Figure 1.14 Oswald Avery, Colin MacLeod and Maclyn McCarty experiment
These uncertainties necessitated the need for a second experiment to provide more information on the chemical nature of the genetic material.
Hershey and Chase Experiment
In 1952, two scientists named Alfred Hershey and Martha Chase performed an entirely different type of genetic experiment using bacteriophages to prove that DNA is the carrier of genetic information. Bacteriophages (or just phage, an extremely small virus) are viruses that infect bacterial cells. They use the host cell machinery and transform it into a factory for producing more phages. Scientist of the time knew that the phage itself does not enter the bacterium during an infection. Rather, a small amount of material is injected into the bacteria and this material must contain all of the information necessary to build more phages. Thus, this injected substance is the genetic material of the phage.
Hershey and Chase devised a very simple experiment using a technique called radioactive labelling to determine which molecule, whether DNA, RNA or protein, acted as the genetic material in phages.
Figure 1.15 Hershey and chase experiment
The chemical make-up of protein and of DNA is quite different. DNA contains phosphorus but proteins do not; on the other hand, proteins usually contain sulphur but DNA does not. By specifically labelling the phosphorus and sulphur atoms with radioisotopes, Hershey and Chase were able to distinguish between the protein and the DNA of the phage and determine whether either or both were injected into the bacterial cell during the course of infection.
Two batches of isotopically labelled bacteriophage particles were prepared. One was labelled with 32P in the phosphate groups of the DNA and the other with 35S in the sulphur-containing groups of the amino acids of the protein coat called capsid, of the virus. The two batches of labelled phages were allowed to infect the bacterial cells. After a short time interval, the suspension of phage-infected bacterial cells was agitated in a blender that sheared the viral capsids from the bacteria. The blended mixture was then centrifuged. This separated the bacterial cells from the empty viral ghost consisted only capsid. The cells infected with the 32P-labelled phage were found to contain 32P, indicating that the labelled viral DNA has entered the cell, while there was no radioactivity detected in the viral ghost (Figure 1.15).

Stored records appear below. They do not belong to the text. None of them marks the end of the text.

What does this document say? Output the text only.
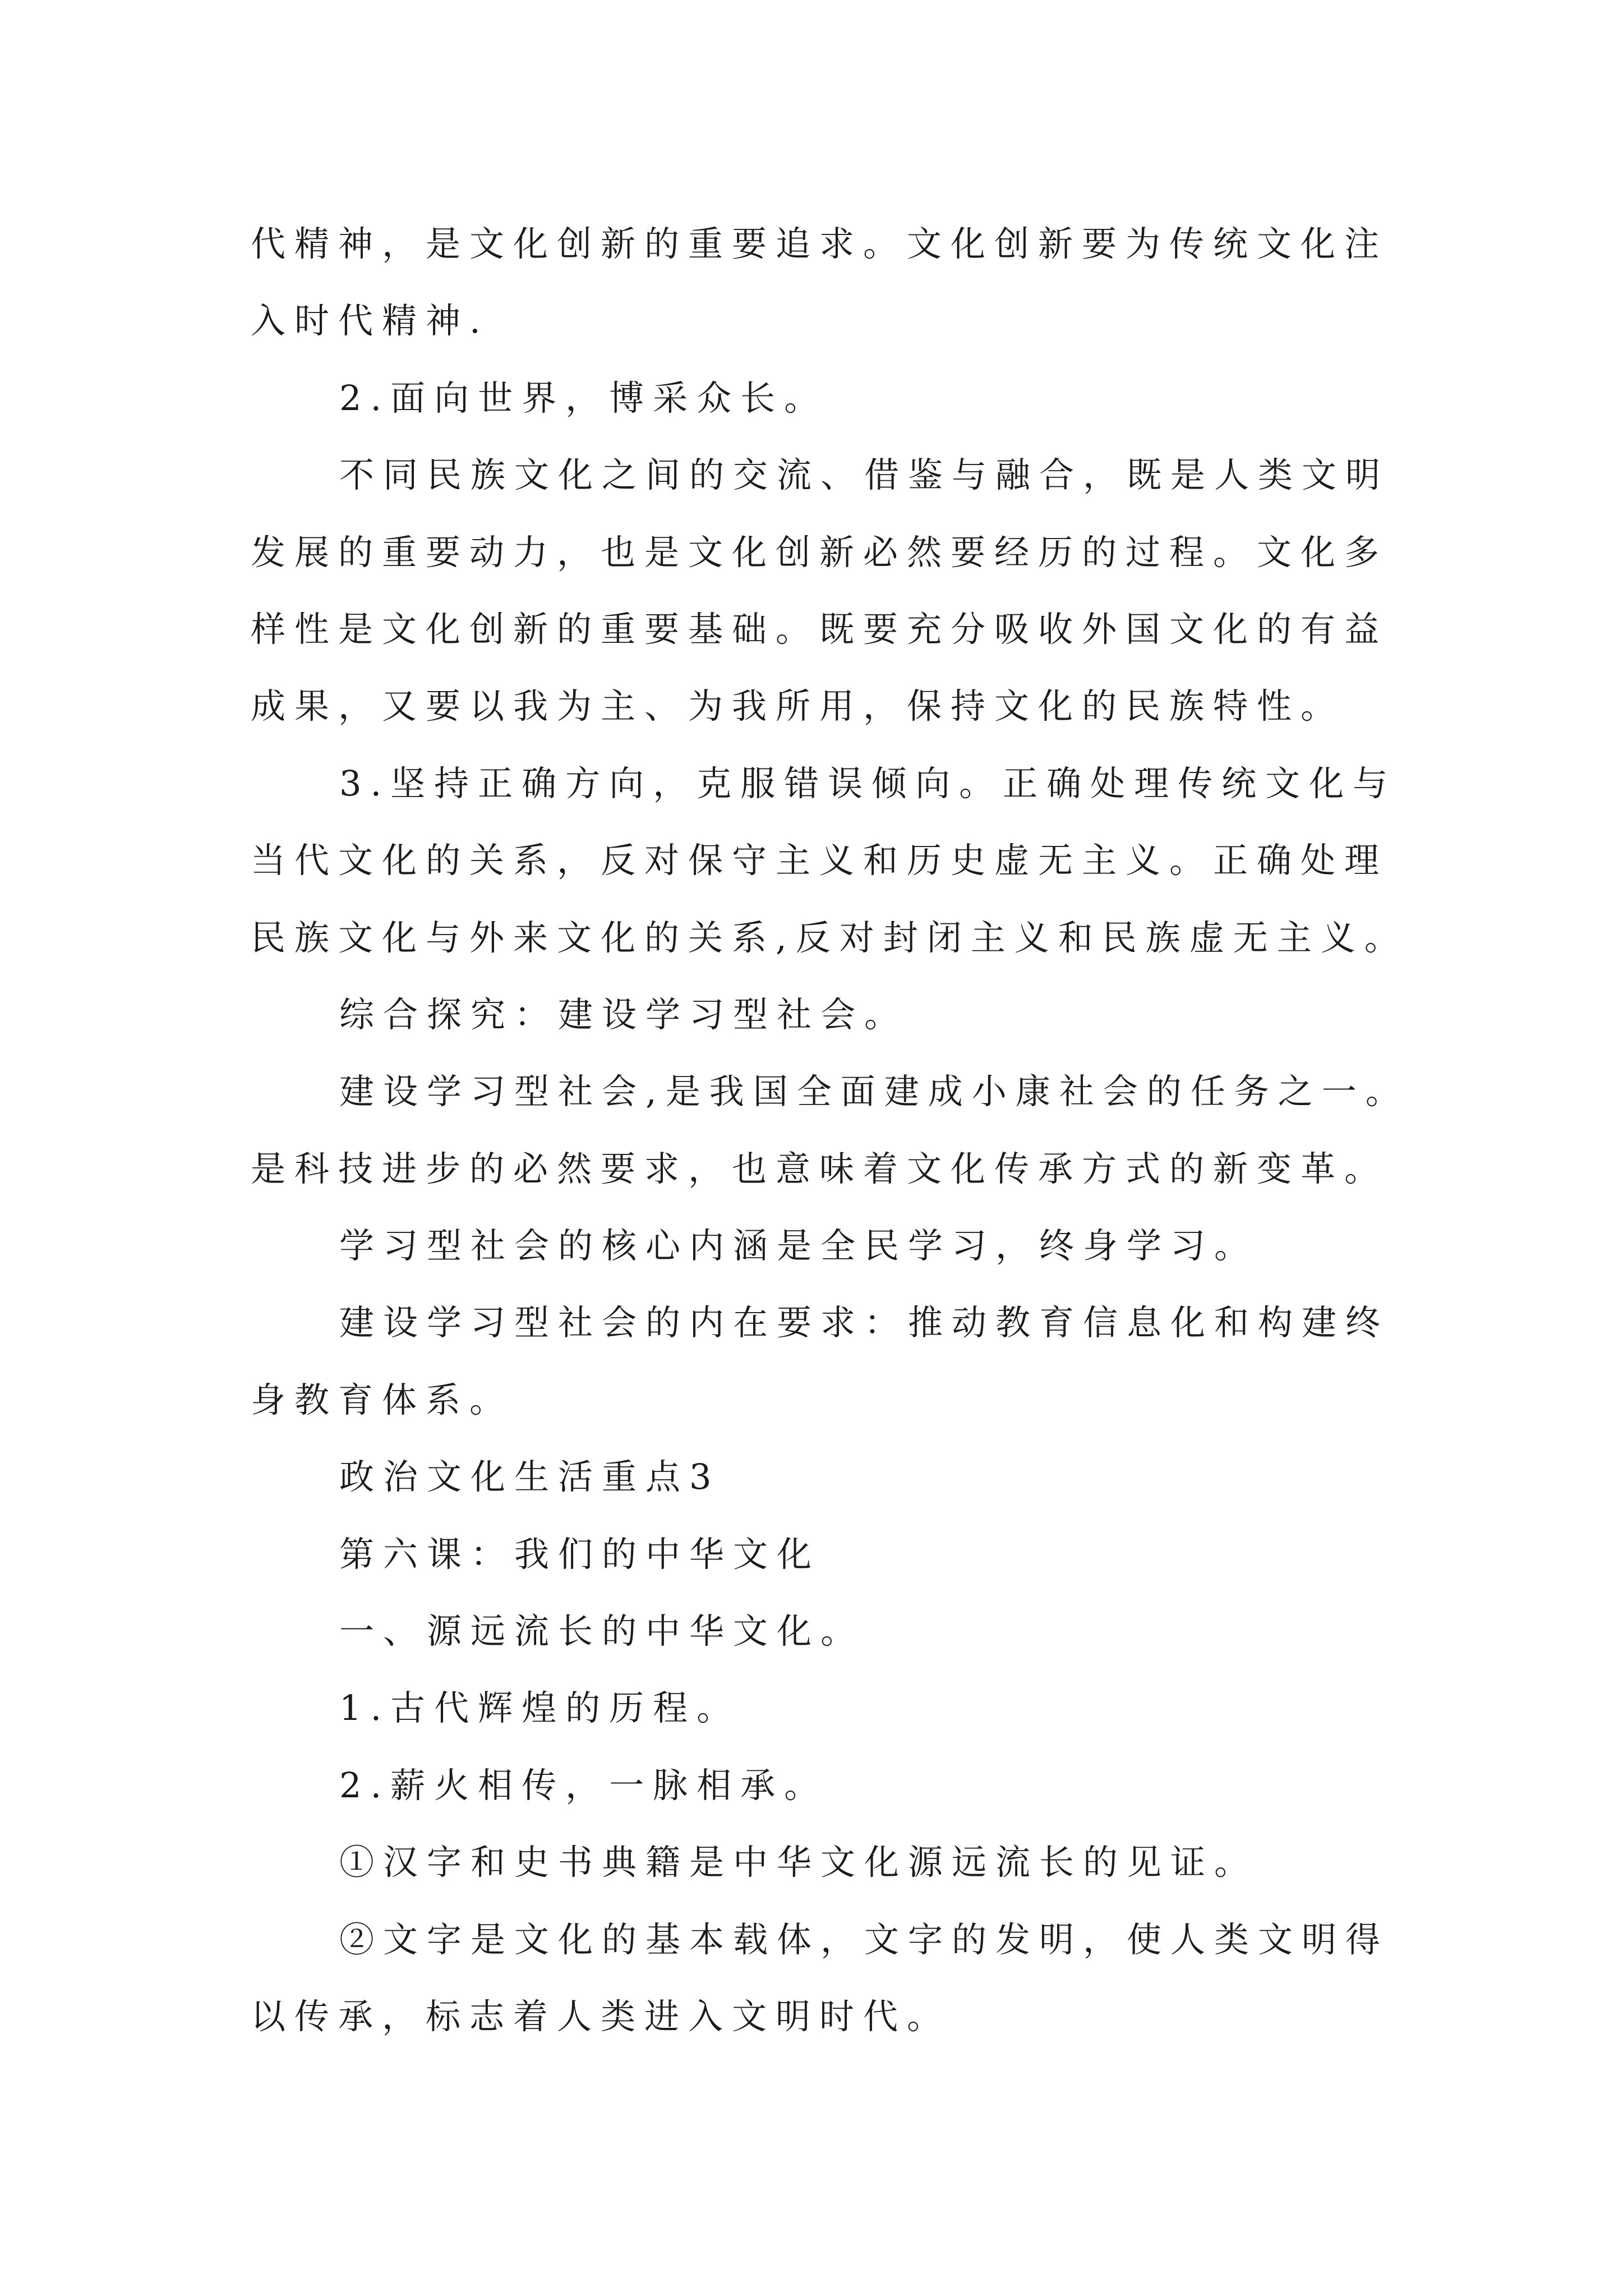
代精神，是文化创新的重要追求。文化创新要为传统文化注
入时代精神.
2.面向世界，博采众长。
不同民族文化之间的交流、借鉴与融合，既是人类文明
发展的重要动力，也是文化创新必然要经历的过程。文化多
样性是文化创新的重要基础。既要充分吸收外国文化的有益
成果，又要以我为主、为我所用，保持文化的民族特性。
3.坚持正确方向，克服错误倾向。正确处理传统文化与
当代文化的关系，反对保守主义和历史虚无主义。正确处理
民族文化与外来文化的关系,反对封闭主义和民族虚无主义。
综合探究：建设学习型社会。
建设学习型社会,是我国全面建成小康社会的任务之一。
是科技进步的必然要求，也意味着文化传承方式的新变革。
学习型社会的核心内涵是全民学习，终身学习。
建设学习型社会的内在要求：推动教育信息化和构建终
身教育体系。
政治文化生活重点3
第六课：我们的中华文化
一、源远流长的中华文化。
1.古代辉煌的历程。
2.薪火相传，一脉相承。
①汉字和史书典籍是中华文化源远流长的见证。
②文字是文化的基本载体，文字的发明，使人类文明得
以传承，标志着人类进入文明时代。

The opposite occurred when 35S-labelled phage infected a bacterial culture. The cells infected with 35S-labelled phage were found to have no radioactivity after blender treatment but their viral ghosts remained suspended in the supernatant after centrifugation contained 35S. This proved that 35S-labelled phage protein did not enter the bacterial cell. This experiment proved that only the DNA from the phage entered the bacterial cell and dictated the information required for the production of progeny phages; in other words, the DNA is the carrier of genetic information (Figure 1.15).

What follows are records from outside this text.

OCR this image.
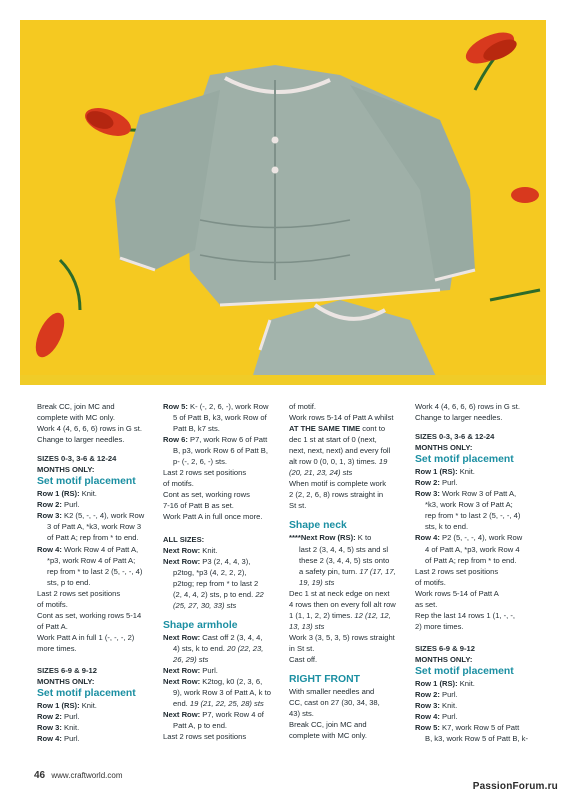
Break CC, join MC and

complete with MC only.

Work 4 (4, 6, 6, 6) rows in G st.

Change to larger needles.

SIZES 0-3, 3-6 & 12-24

MONTHS ONLY:

Set motif placement

Row 1 (RS): Knit.

Row 2: Purl.

Row 3: K2 (5, -, -, 4), work Row

3 of Patt A, *k3, work Row 3

of Patt A; rep from * to end.

Row 4: Work Row 4 of Patt A,

*p3, work Row 4 of Patt A;

rep from * to last 2 (5, -, -, 4)

sts, p to end.

Last 2 rows set positions

of motifs.

Cont as set, working rows 5-14

of Patt A.

Work Patt A in full 1 (-, -, -, 2)

more times.

SIZES 6-9 & 9-12

MONTHS ONLY:

Set motif placement

Row 1 (RS): Knit.

Row 2: Purl.

Row 3: Knit.

Row 4: Purl.

Row 5: K- (-, 2, 6, -), work Row

5 of Patt B, k3, work Row of

Patt B, k7 sts.

Row 6: P7, work Row 6 of Patt

B, p3, work Row 6 of Patt B,

p- (-, 2, 6, -) sts.

Last 2 rows set positions

of motifs.

Cont as set, working rows

7-16 of Patt B as set.

Work Patt A in full once more.

ALL SIZES:

Next Row: Knit.

Next Row: P3 (2, 4, 4, 3),

p2tog, *p3 (4, 2, 2, 2),

p2tog; rep from * to last 2

(2, 4, 4, 2) sts, p to end. 22

(25, 27, 30, 33) sts

Shape armhole

Next Row: Cast off 2 (3, 4, 4,

4) sts, k to end. 20 (22, 23,

26, 29) sts

Next Row: Purl.

Next Row: K2tog, k0 (2, 3, 6,

9), work Row 3 of Patt A, k to

end. 19 (21, 22, 25, 28) sts

Next Row: P7, work Row 4 of

Patt A, p to end.

Last 2 rows set positions

of motif.

Work rows 5-14 of Patt A whilst

AT THE SAME TIME cont to

dec 1 st at start of 0 (next,

next, next, next) and every foll

alt row 0 (0, 0, 1, 3) times. 19

(20, 21, 23, 24) sts

When motif is complete work

2 (2, 2, 6, 8) rows straight in

St st.

Shape neck

****Next Row (RS): K to

last 2 (3, 4, 4, 5) sts and sl

these 2 (3, 4, 4, 5) sts onto

a safety pin, turn. 17 (17, 17,

19, 19) sts

Dec 1 st at neck edge on next

4 rows then on every foll alt row

1 (1, 1, 2, 2) times. 12 (12, 12,

13, 13) sts

Work 3 (3, 5, 3, 5) rows straight

in St st.

Cast off.

RIGHT FRONT

With smaller needles and

CC, cast on 27 (30, 34, 38,

43) sts.

Break CC, join MC and

complete with MC only.

Work 4 (4, 6, 6, 6) rows in G st.

Change to larger needles.

SIZES 0-3, 3-6 & 12-24

MONTHS ONLY:

Set motif placement

Row 1 (RS): Knit.

Row 2: Purl.

Row 3: Work Row 3 of Patt A,

*k3, work Row 3 of Patt A;

rep from * to last 2 (5, -, -, 4)

sts, k to end.

Row 4: P2 (5, -, -, 4), work Row

4 of Patt A, *p3, work Row 4

of Patt A; rep from * to end.

Last 2 rows set positions

of motifs.

Work rows 5-14 of Patt A

as set.

Rep the last 14 rows 1 (1, -, -,

2) more times.

SIZES 6-9 & 9-12

MONTHS ONLY:

Set motif placement

Row 1 (RS): Knit.

Row 2: Purl.

Row 3: Knit.

Row 4: Purl.

Row 5: K7, work Row 5 of Patt

B, k3, work Row 5 of Patt B, k-

46 www.craftworld.com
PassionForum.ru
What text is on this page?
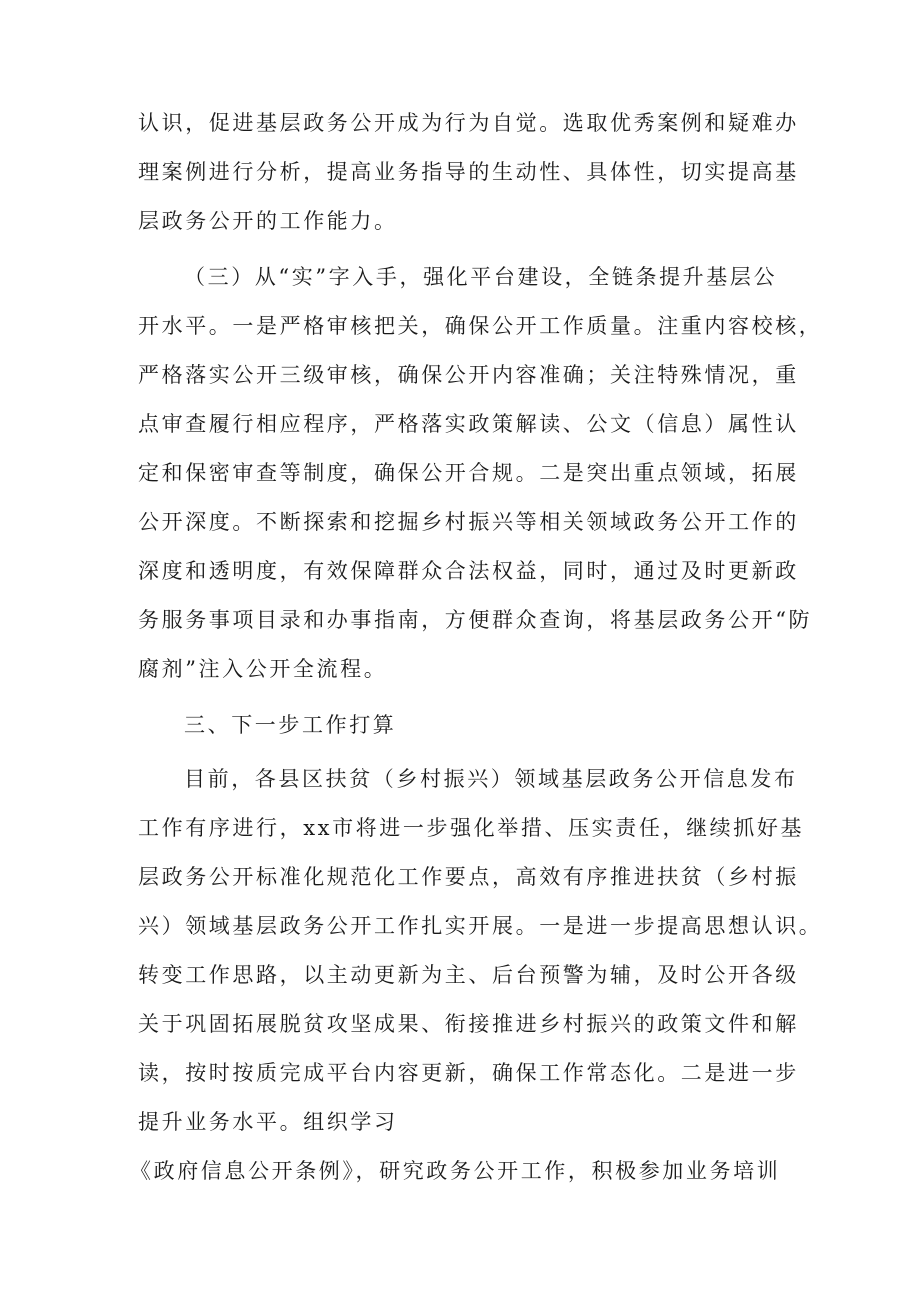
认识，促进基层政务公开成为行为自觉。选取优秀案例和疑难办
理案例进行分析，提高业务指导的生动性、具体性，切实提高基
层政务公开的工作能力。
（三）从“实”字入手，强化平台建设，全链条提升基层公
开水平。一是严格审核把关，确保公开工作质量。注重内容校核，
严格落实公开三级审核，确保公开内容准确；关注特殊情况，重
点审查履行相应程序，严格落实政策解读、公文（信息）属性认
定和保密审查等制度，确保公开合规。二是突出重点领域，拓展
公开深度。不断探索和挖掘乡村振兴等相关领域政务公开工作的
深度和透明度，有效保障群众合法权益，同时，通过及时更新政
务服务事项目录和办事指南，方便群众查询，将基层政务公开“防
腐剂”注入公开全流程。
三、下一步工作打算
目前，各县区扶贫（乡村振兴）领域基层政务公开信息发布
工作有序进行，xx市将进一步强化举措、压实责任，继续抓好基
层政务公开标准化规范化工作要点，高效有序推进扶贫（乡村振
兴）领域基层政务公开工作扎实开展。一是进一步提高思想认识。
转变工作思路，以主动更新为主、后台预警为辅，及时公开各级
关于巩固拓展脱贫攻坚成果、衔接推进乡村振兴的政策文件和解
读，按时按质完成平台内容更新，确保工作常态化。二是进一步
提升业务水平。组织学习
《政府信息公开条例》，研究政务公开工作，积极参加业务培训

A small amount of protein did enter the bacterial cell in the course of infection. However, this was not involved in the production of new bacteriophage. This fact was demonstrated by repeating the experiment with bacteria stripped of their cell walls (protoplasts). If protoplasts were infected with 32P phage DNA free of protein, virulent phages were produced. If the purified 32P was first treated with DNAase, no progeny phage was produced. This clearly confirmed that the labelled DNA contained all the information necessary to produce new virus particles.